School board members from the Round Rock Independent School District expressed concern about that financial penalty before they ultimately voted Monday to implement a mask mandate and also offered parents a chance to opt out their students from that requirement.
“Ideally, the governor doesn’t impose any fines at all because we think school districts should be allowed to make decisions based on public health and public safety — and not political reasons,” Siegel said. “Ideally, we can return the money to donors or use it for another beneficial purpose, but right now we’re raising money just in case the governor follows through with his threat.”
Siegel explained how school districts will be able to access the money raised through the bail fund.
“We’re going to be publicizing it,” he said. “If any fines are issued, we’re going to contact districts directly and let them know if they submit a simple invoice, we will cover the cost of any fine.”
Austin ISD began in-person classes Tuesday with the superintendent’s mask mandate still in place due to a Travis County court’s injunction. Siegel’s two young children went back to school and wore their masks because he said they’re not eligible to get the COVID-19 vaccine yet.
“I have a vested interest in fighting this fight to make sure my kids are okay, and their peers are okay as well,” he said.
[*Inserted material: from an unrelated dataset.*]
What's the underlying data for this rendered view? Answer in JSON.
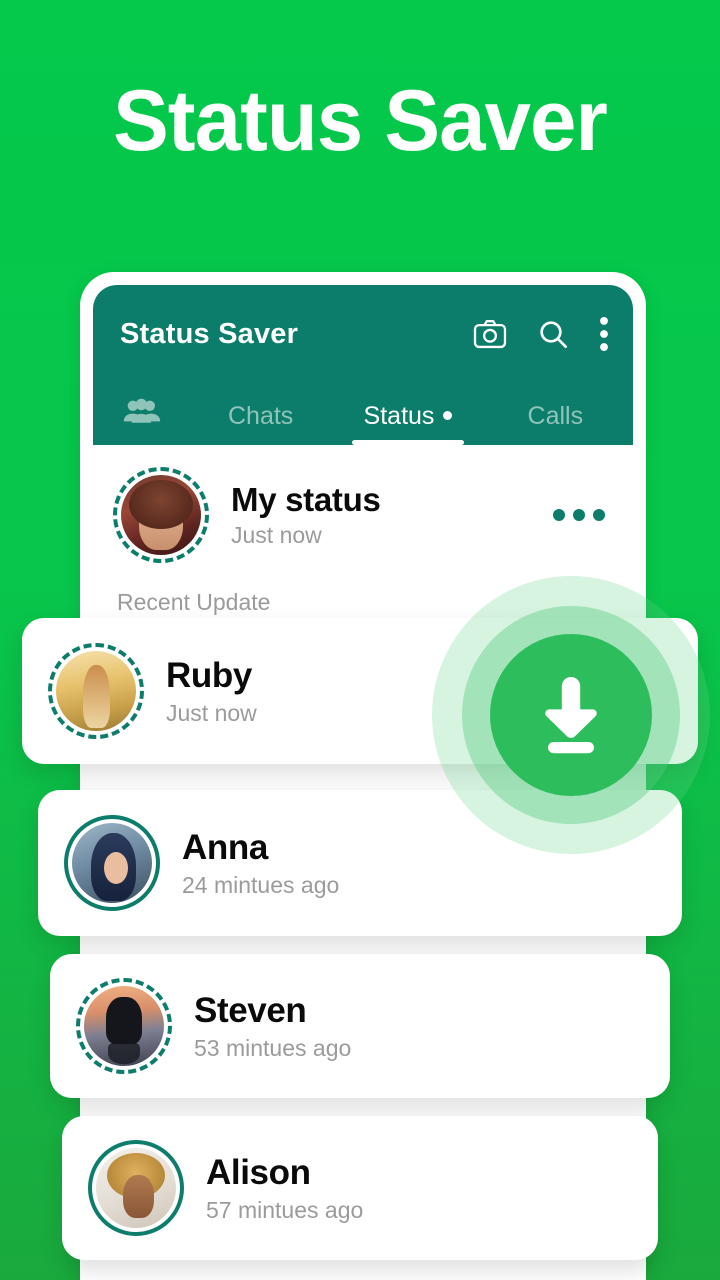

Siegel started Ground Game Texas earlier this year with Julie Oliver, another former congressional candidate. They said it’s focused on city-based organizing. In June the group announced it’s pursuing an initiative to amend the Austin City Code that would decriminalize marijuana and end “no knock” warrants.
“A lot of politics is about the top of the ticket — the statewide and federal campaigns,” he said, “but we’re organizing city by city on issues that people care about, including right now with school safety.”
Safe Schools for All, the other group involved in the school bail fund project, is an advocacy group of more than 100 Austin ISD parents, students, and teachers that recently formed to demand the district do more to stop COVID-19 spread during in-person learning in the new school year.